You can see the contours of a blow-up as the European Central Bank prepares to halt its QE bond purchase at the end of the year. Italy must roll over or fund €400bn of bonds in 2019 with no automatic back-stop buyer for its debt.

Italian banks are already shut out of the European funding markets and cannot raise fresh capital at viable cost. The old ‘doom-loop’ of sovereigns and banks dragging each other down is again on stark display.

Monte dei Paschi di Sienna and Genoa’s Carige will both need to raise capital if spreads hit 400. Their share prices fell to record lows on Wednesday. Others will succumb at 500. Almost the entire banking system would have to be recapitalized at 600.

Societe Generale says every 100 point rise in spreads cuts the core CET1 capital ratios of the banks by 21-26 points. Insurers are being drawn into the maelstrom. Generali owns €60bn of Italian state bonds, equal to 2.5 times its equity.

Yet for the Italian people as a whole, the spreads have lost their psychological power in the years since the ECB used the bond markets to topple premier Silvio Berlusconi in 2011. That episode has been vividly described by former ECB governor Athanasios Orphanides.

“They threaten governments that misbehave with financial destruction. They cut off refinancing and threaten to kill the banking system. They create a roll-over crisis in the bond market. This what happened to Italy in 2011,” he said.

Italians put up with the ‘coup d’etat’ at the time believing that the experiment of an EU commissar imposed by Brussels would at least pull Italy out of economic recession. Instead austerity overkill made matters worse. It caused the debt ratio to rise even faster through the denominator effect. “Nobody is fooled by the spreads any more,” said Claudio Borghi, the Lega’s economics chief.  

This time the Lega and Grillini have been warning from the rooftops well in advance that the spreads would be used to try to break the new government. The public is partially innocculated. It will therefore take a high dosage of spread warfare to achieve effect.

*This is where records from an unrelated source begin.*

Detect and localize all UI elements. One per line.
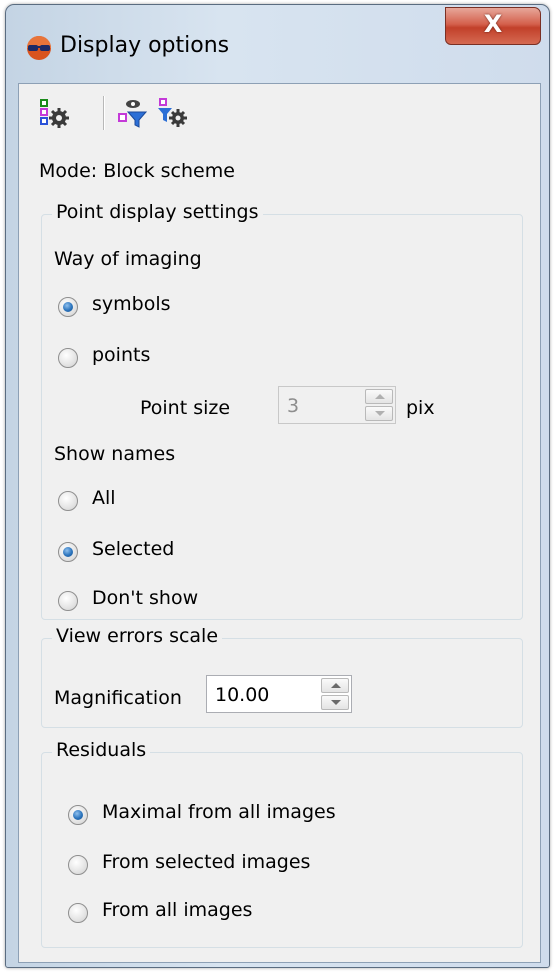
residuals-selected-radio[interactable] [68, 855, 88, 875]
names-all-radio[interactable] [58, 491, 78, 511]
title-bar[interactable]: Display options X [6, 5, 549, 85]
point-size-stepper[interactable]: 3 [278, 386, 396, 424]
point-size-down-icon[interactable] [365, 406, 393, 421]
view-errors-title: View errors scale [52, 625, 223, 647]
display-options-window: Display options X Mode: Block scheme Poi… [5, 4, 550, 968]
residuals-all-label[interactable]: From all images [102, 899, 252, 921]
residuals-title: Residuals [52, 739, 151, 761]
close-button[interactable]: X [445, 7, 541, 45]
point-size-value: 3 [287, 395, 300, 417]
names-selected-radio[interactable] [58, 542, 78, 562]
points-radio[interactable] [58, 348, 78, 368]
point-size-label: Point size [140, 397, 231, 419]
names-dont-show-radio[interactable] [58, 591, 78, 611]
client-area: Mode: Block scheme Point display setting… [18, 83, 541, 963]
names-selected-label[interactable]: Selected [92, 538, 174, 560]
point-size-unit: pix [406, 397, 435, 419]
points-label[interactable]: points [92, 344, 150, 366]
point-display-group: Point display settings Way of imaging sy… [41, 201, 523, 620]
app-glasses-icon [27, 36, 51, 60]
residuals-all-radio[interactable] [68, 903, 88, 923]
magnification-label: Magnification [54, 687, 182, 709]
settings-icon[interactable] [39, 98, 69, 128]
magnification-up-icon[interactable] [321, 678, 349, 693]
magnification-value: 10.00 [215, 684, 270, 706]
close-icon: X [483, 10, 503, 38]
residuals-selected-label[interactable]: From selected images [102, 851, 310, 873]
point-size-up-icon[interactable] [365, 389, 393, 404]
point-display-title: Point display settings [52, 201, 263, 223]
way-of-imaging-label: Way of imaging [54, 248, 202, 270]
magnification-stepper[interactable]: 10.00 [206, 675, 352, 713]
names-all-label[interactable]: All [92, 487, 116, 509]
residuals-group: Residuals Maximal from all images From s… [41, 739, 523, 948]
symbols-radio[interactable] [58, 297, 78, 317]
residuals-maximal-radio[interactable] [68, 805, 88, 825]
window-title: Display options [60, 33, 230, 58]
symbols-label[interactable]: symbols [92, 293, 171, 315]
toolbar-separator [103, 96, 105, 130]
view-errors-group: View errors scale Magnification 10.00 [41, 625, 523, 728]
residuals-maximal-label[interactable]: Maximal from all images [102, 801, 336, 823]
show-names-label: Show names [54, 443, 176, 465]
filter-view-icon[interactable] [117, 98, 147, 128]
magnification-down-icon[interactable] [321, 695, 349, 710]
names-dont-show-label[interactable]: Don't show [92, 587, 198, 609]
filter-settings-icon[interactable] [157, 98, 187, 128]
mode-label: Mode: Block scheme [39, 160, 235, 182]
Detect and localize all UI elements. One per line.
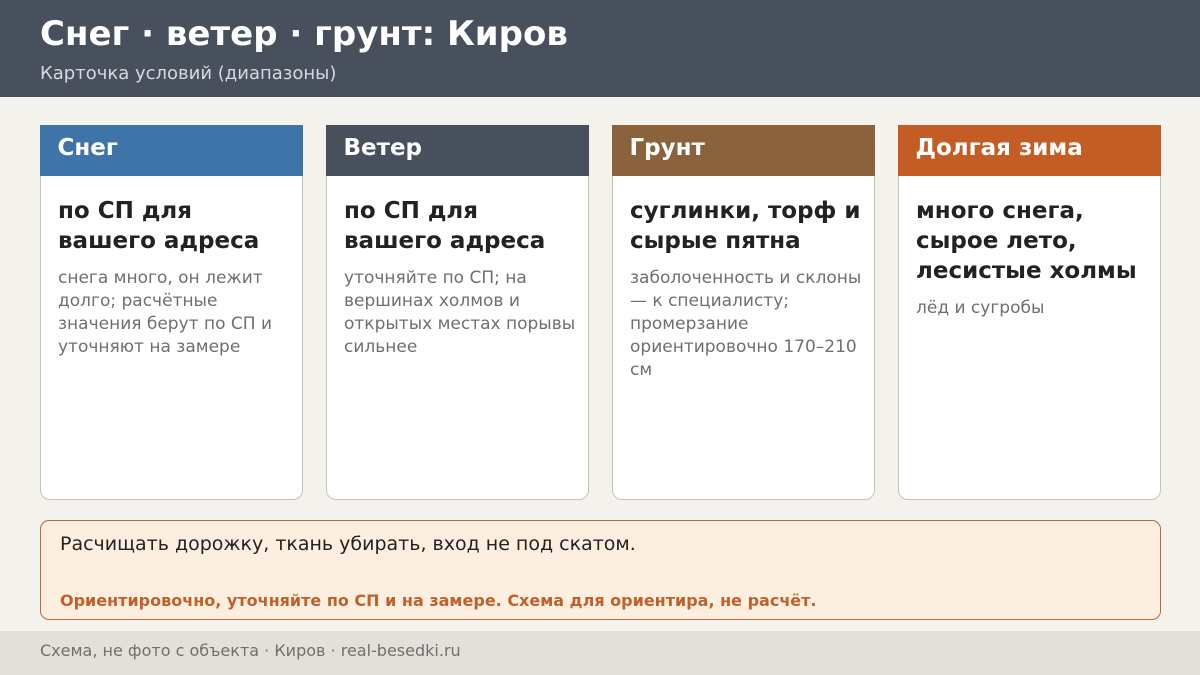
card-long-winter: Долгая зима много снега, сырое лето, лес…	[897, 124, 1161, 500]
advice-text: Расчищать дорожку, ткань убирать, вход н…	[60, 533, 636, 555]
card-snow: Снег по СП для вашего адреса снега много…	[39, 124, 303, 500]
card-note: снега много, он лежит долго; расчётные з…	[58, 268, 272, 357]
card-note: уточняйте по СП; на вершинах холмов и от…	[344, 268, 576, 357]
card-main-text: по СП для вашего адреса уточняйте по СП;…	[344, 196, 579, 359]
card-heading: Долгая зима	[897, 124, 1161, 176]
page-subtitle: Карточка условий (диапазоны)	[40, 63, 337, 84]
page-title: Снег · ветер · грунт: Киров	[40, 14, 568, 54]
advice-callout: Расчищать дорожку, ткань убирать, вход н…	[40, 520, 1161, 620]
card-main-text: суглинки, торф и сырые пятна заболоченно…	[630, 196, 865, 382]
disclaimer-text: Ориентировочно, уточняйте по СП и на зам…	[60, 591, 817, 610]
card-note: лёд и сугробы	[916, 298, 1045, 318]
card-soil: Грунт суглинки, торф и сырые пятна забол…	[611, 124, 875, 500]
card-main-value: суглинки, торф и сырые пятна	[630, 198, 861, 254]
card-main-value: по СП для вашего адреса	[58, 198, 260, 254]
card-wind: Ветер по СП для вашего адреса уточняйте …	[325, 124, 589, 500]
footer-bar: Схема, не фото с объекта · Киров · real-…	[0, 631, 1200, 675]
card-heading: Ветер	[325, 124, 589, 176]
card-note: заболоченность и склоны — к специалисту;…	[630, 268, 862, 380]
card-main-value: много снега, сырое лето, лесистые холмы	[916, 198, 1137, 284]
card-heading: Снег	[39, 124, 303, 176]
card-main-value: по СП для вашего адреса	[344, 198, 546, 254]
footer-text: Схема, не фото с объекта · Киров · real-…	[40, 641, 461, 660]
card-main-text: по СП для вашего адреса снега много, он …	[58, 196, 293, 359]
card-heading: Грунт	[611, 124, 875, 176]
header-bar: Снег · ветер · грунт: Киров Карточка усл…	[0, 0, 1200, 97]
card-main-text: много снега, сырое лето, лесистые холмы …	[916, 196, 1151, 320]
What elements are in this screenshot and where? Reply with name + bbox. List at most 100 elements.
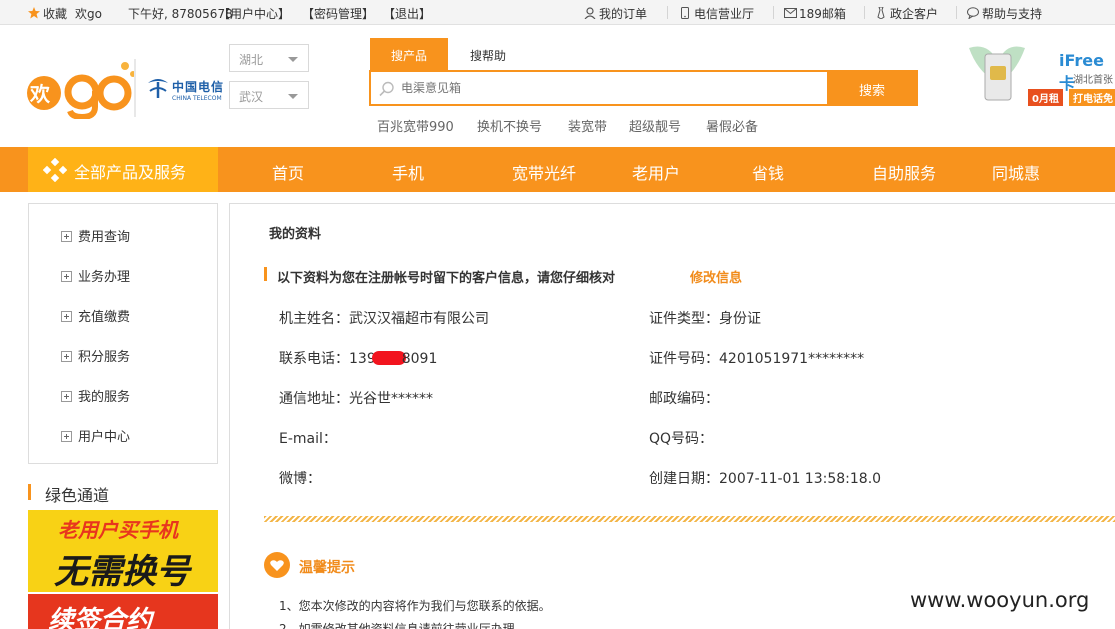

Investors must assume that this Brussels-Rome brinkmanship will go on for months, and the stakes are huge. Italy’s sovereign debt is €2.3 trillion. The exposure of French banks alone amounts to 11pc of France’s GDP. The Bank of Italy ‘owes’ a further €492bn via the ECB’s Target2 payment system which converts into Lira under Lex Monetae in a euro break-up.

As Mr Borghi told me earlier this month, the EU managed to turn a minor problem in Greece into an epic disaster by their own mismanagement. If they repeat the mistake in Italy, it will be “a thousand times worse”.

My question to Europe’s leaders is what will happen to the EU Project if their determination to press on with the same rigid status quo leads to a hard Italian default and a hard Brexit at the same. Would any of it survive a twin financial shock of such magnitude?